Despite these benefits of modern technology, Bev remembers her early days at SFU, working during the busy semester registration periods. She would come in at 7am greeting students already lined up to be added to and dropped from classes. She remembers happily: “it was fun to speak to students, you saw them, they told you their stories, [for example] ‘I’m a single mother, I have a small child, and I have to take them to daycare and I take the bus so there’s no way I can make an 8:30 class…and oftentimes their stories were credible and you would want to do whatever you could for them.” As she remembers it, the students in those days were more physically connected: “they met in the hallways, they ordered pizza, they studied together.” More recently, students are often not coming to classes, “they’re reading notes off WebCT or listening online because lectures are often recorded.”

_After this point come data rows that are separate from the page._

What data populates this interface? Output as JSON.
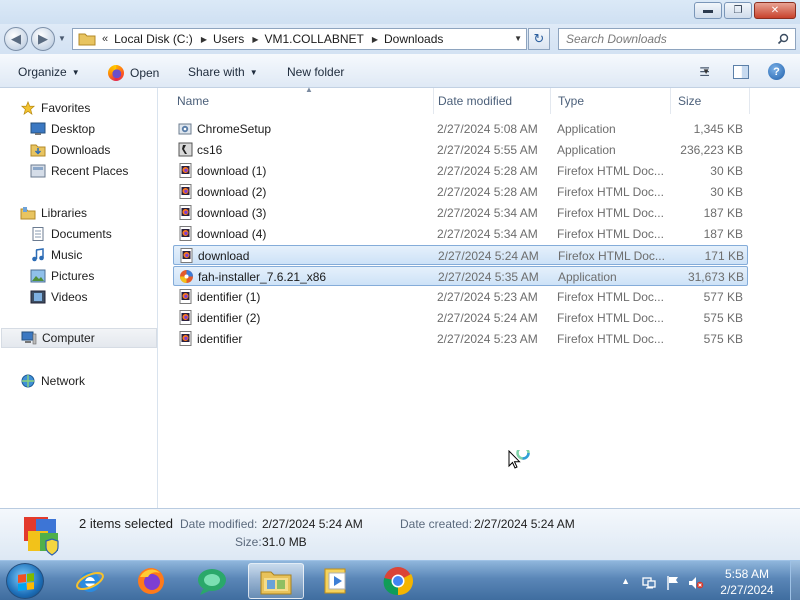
{
  "window": {
    "controls": {
      "minimize": "▬",
      "maximize": "❐",
      "close": "✕"
    }
  },
  "address": {
    "overflow": "«",
    "crumbs": [
      "Local Disk (C:)",
      "Users",
      "VM1.COLLABNET",
      "Downloads"
    ],
    "search_placeholder": "Search Downloads"
  },
  "toolbar": {
    "organize": "Organize",
    "open": "Open",
    "share_with": "Share with",
    "new_folder": "New folder"
  },
  "nav": {
    "favorites": "Favorites",
    "desktop": "Desktop",
    "downloads": "Downloads",
    "recent_places": "Recent Places",
    "libraries": "Libraries",
    "documents": "Documents",
    "music": "Music",
    "pictures": "Pictures",
    "videos": "Videos",
    "computer": "Computer",
    "network": "Network"
  },
  "columns": {
    "name": "Name",
    "date": "Date modified",
    "type": "Type",
    "size": "Size"
  },
  "files": [
    {
      "name": "ChromeSetup",
      "date": "2/27/2024 5:08 AM",
      "type": "Application",
      "size": "1,345 KB",
      "icon": "installer-icon",
      "selected": false
    },
    {
      "name": "cs16",
      "date": "2/27/2024 5:55 AM",
      "type": "Application",
      "size": "236,223 KB",
      "icon": "cs16-icon",
      "selected": false
    },
    {
      "name": "download (1)",
      "date": "2/27/2024 5:28 AM",
      "type": "Firefox HTML Doc...",
      "size": "30 KB",
      "icon": "firefox-html-doc-icon",
      "selected": false
    },
    {
      "name": "download (2)",
      "date": "2/27/2024 5:28 AM",
      "type": "Firefox HTML Doc...",
      "size": "30 KB",
      "icon": "firefox-html-doc-icon",
      "selected": false
    },
    {
      "name": "download (3)",
      "date": "2/27/2024 5:34 AM",
      "type": "Firefox HTML Doc...",
      "size": "187 KB",
      "icon": "firefox-html-doc-icon",
      "selected": false
    },
    {
      "name": "download (4)",
      "date": "2/27/2024 5:34 AM",
      "type": "Firefox HTML Doc...",
      "size": "187 KB",
      "icon": "firefox-html-doc-icon",
      "selected": false
    },
    {
      "name": "download",
      "date": "2/27/2024 5:24 AM",
      "type": "Firefox HTML Doc...",
      "size": "171 KB",
      "icon": "firefox-html-doc-icon",
      "selected": true
    },
    {
      "name": "fah-installer_7.6.21_x86",
      "date": "2/27/2024 5:35 AM",
      "type": "Application",
      "size": "31,673 KB",
      "icon": "fah-installer-icon",
      "selected": true
    },
    {
      "name": "identifier (1)",
      "date": "2/27/2024 5:23 AM",
      "type": "Firefox HTML Doc...",
      "size": "577 KB",
      "icon": "firefox-html-doc-icon",
      "selected": false
    },
    {
      "name": "identifier (2)",
      "date": "2/27/2024 5:24 AM",
      "type": "Firefox HTML Doc...",
      "size": "575 KB",
      "icon": "firefox-html-doc-icon",
      "selected": false
    },
    {
      "name": "identifier",
      "date": "2/27/2024 5:23 AM",
      "type": "Firefox HTML Doc...",
      "size": "575 KB",
      "icon": "firefox-html-doc-icon",
      "selected": false
    }
  ],
  "details": {
    "selection": "2 items selected",
    "date_modified_label": "Date modified:",
    "date_modified": "2/27/2024 5:24 AM",
    "date_created_label": "Date created:",
    "date_created": "2/27/2024 5:24 AM",
    "size_label": "Size:",
    "size": "31.0 MB"
  },
  "taskbar": {
    "apps": [
      "internet-explorer-icon",
      "firefox-icon",
      "chat-app-icon",
      "windows-explorer-icon",
      "media-player-icon",
      "chrome-icon"
    ],
    "time": "5:58 AM",
    "date": "2/27/2024"
  },
  "colors": {
    "selection_bg": "#cde2f7",
    "selection_border": "#84acd9",
    "taskbar": "#5a86b7",
    "link_text": "#1e3a5f"
  }
}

To some, it might seem a foregone conclusion that advancements in computer technology are indispensible, that the efficiencies they enable are priceless. Bev, however, notes that there is an “absenteeism” that comes with the instant gratification of modern technology in the office. She emphasizes that “it’s not a criticism” but that faculty and students are often absent from the halls of the University, while staff is present day-in and day-out. She explains, “There are days you can walk up and down these hallways and it’s so quiet, you can shoot a cannon ball and not actually hit anyone.” Faculty and students are indeed working and are very busy, she says: “working at home, […] exchanging papers or ideas with collaborative researchers.” She notes the lack of commuting can be positive insofar as it means they may multitask and also reduce their carbon footprint by not spending time and gas on commuting.